A disabled 9-year-old boy who died of starvation Tuesday had not been taken to a doctor in more than a year, court records show.
And, the rural house where the child lived had “a very small amount of food” for the child, investigators report.
In an interview following the death of Cameron R. Hoopingarner, guardian Robin L. Kraemer told police the disabled child did not have a current doctor. The boy had been sick with flu for several days, she said, so she treated the boy with over-the-counter cough medicine and melatonin to help him sleep.
Robin Kraemer, 53, her husband Hubert Kraemer, 56, and two other adults living in the same home as the child have all been charged with neglect of a dependent resulting in death, a Level 1 felony.
The Kramers, along with Chad Kraemer, 33, and Sarah Travioli, 30, will make initial court appearances today at 1:30 p.m. In Vigo Superior Court 6.
Cameron Hoopingarner was blind and had cerebral palsy, Robin Kraemer told Detective Jason Fischer of the Vigo County Sheriff's Department.
Fischer interviewed Kraemer at Union Hospital, where the child died, and also at her home north of Fontanet. Kraemer told Fischer the child's previous doctor had referred the boy to Riley Hospital for Children in Indianapolis. Kraemer said she and her husband Hubert, also a guardian of the boy, had taken him to the hospital a few days later. However, the child had not been to any doctor for more than a year, she said.

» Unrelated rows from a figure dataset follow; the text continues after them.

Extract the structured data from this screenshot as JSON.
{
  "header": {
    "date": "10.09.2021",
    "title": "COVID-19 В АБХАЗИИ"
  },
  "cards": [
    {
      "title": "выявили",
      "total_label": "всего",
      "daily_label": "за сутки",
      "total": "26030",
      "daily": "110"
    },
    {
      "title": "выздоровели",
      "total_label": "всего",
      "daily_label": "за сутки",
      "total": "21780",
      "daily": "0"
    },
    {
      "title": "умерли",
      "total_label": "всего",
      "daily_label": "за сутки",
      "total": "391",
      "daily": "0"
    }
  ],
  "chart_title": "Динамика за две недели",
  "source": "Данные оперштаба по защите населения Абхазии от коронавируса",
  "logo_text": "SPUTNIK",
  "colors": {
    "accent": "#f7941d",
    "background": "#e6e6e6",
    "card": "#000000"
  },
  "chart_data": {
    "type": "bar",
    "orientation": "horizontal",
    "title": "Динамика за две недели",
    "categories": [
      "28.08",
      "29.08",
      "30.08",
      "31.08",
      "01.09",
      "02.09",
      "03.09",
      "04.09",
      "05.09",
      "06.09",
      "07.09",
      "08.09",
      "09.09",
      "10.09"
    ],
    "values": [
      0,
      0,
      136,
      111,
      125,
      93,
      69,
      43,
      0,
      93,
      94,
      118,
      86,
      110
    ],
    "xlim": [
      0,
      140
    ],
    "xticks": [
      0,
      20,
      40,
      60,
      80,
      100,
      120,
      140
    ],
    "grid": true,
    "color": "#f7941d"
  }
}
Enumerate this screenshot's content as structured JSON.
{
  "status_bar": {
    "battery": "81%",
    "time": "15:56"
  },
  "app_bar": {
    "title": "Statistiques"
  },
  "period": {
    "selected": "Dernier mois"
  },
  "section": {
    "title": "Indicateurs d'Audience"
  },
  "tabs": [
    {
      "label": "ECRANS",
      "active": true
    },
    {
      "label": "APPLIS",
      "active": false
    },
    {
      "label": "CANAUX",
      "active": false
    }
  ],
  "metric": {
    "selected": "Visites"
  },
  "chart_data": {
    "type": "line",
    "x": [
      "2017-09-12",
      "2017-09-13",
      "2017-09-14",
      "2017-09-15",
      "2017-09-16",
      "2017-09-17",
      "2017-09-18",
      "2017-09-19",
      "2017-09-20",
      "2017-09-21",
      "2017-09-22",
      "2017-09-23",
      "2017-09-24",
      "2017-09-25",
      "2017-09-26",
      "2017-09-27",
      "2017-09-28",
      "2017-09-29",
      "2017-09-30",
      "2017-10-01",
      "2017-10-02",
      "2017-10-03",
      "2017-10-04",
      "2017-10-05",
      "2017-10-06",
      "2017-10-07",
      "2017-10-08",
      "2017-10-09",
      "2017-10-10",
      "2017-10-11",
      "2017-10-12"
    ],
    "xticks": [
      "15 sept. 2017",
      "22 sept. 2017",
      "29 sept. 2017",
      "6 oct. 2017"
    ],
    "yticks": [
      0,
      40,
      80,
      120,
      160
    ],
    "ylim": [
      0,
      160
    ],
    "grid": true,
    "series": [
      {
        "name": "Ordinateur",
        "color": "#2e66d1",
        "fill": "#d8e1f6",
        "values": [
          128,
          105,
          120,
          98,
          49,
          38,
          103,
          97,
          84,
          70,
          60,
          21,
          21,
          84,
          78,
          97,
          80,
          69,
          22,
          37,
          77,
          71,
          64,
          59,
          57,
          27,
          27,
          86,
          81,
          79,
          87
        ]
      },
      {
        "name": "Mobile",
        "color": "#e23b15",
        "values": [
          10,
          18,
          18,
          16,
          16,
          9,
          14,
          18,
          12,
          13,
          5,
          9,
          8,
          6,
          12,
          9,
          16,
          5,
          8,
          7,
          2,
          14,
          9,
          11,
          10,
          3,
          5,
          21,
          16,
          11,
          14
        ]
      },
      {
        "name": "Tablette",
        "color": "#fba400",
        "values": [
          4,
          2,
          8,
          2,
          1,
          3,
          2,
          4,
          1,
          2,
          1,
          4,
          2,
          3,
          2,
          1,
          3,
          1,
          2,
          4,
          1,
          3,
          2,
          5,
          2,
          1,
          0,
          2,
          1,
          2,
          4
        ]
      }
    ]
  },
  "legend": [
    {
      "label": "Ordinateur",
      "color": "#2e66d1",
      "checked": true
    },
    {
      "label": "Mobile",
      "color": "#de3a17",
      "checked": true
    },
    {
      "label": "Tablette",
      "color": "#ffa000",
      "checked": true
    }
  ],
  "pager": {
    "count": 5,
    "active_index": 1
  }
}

A probable cause affidavit states Fischer spoke to Hubert Kraemer, who confirmed that he and Robin had taken the child to Indianapolis for care in the past, but the child had not been to a doctor for a year.
Robin Kraemer said she and her husband tried to take the child to their own family physician recently when the boy became sick, but the doctor declined to see the child. She said the doctor refused to see the boy because the doctor was not a pediatrician and did not specialize in neurology.
Detective Fischer said that in examining the child's body at the hospital, he saw the boy appeared to be “extremely malnourished to the point that his bones were readily visible.”
A nurse stated that the boy weighed 14.8 pounds and was 36 inches long.
“His skin appeared to be stretched over bones,” Fischer reported.
Fischer and a Department of Child Services case worker went to the northeastern Vigo County home where the child had lived with the Kraemers. Other children also resided in the home, Fischer noted.
Robin Kraemer said Cameron was fed sweet potato baby food, baby formula, Pedialite, and baby oatmeal cereal. Fischer reports he saw a “very small amount of food for Cameron.”
Robin Kraemer said she used to feed the boy protein shakes, but they had become too expensive when insurance had stopped paying for the shakes. The cans cost $34 each, she told Fischer.
Fischer reported he attended the child's autopsy on Wednesday, where the cause of death was listed as starvation and the manner of death was ruled homicide.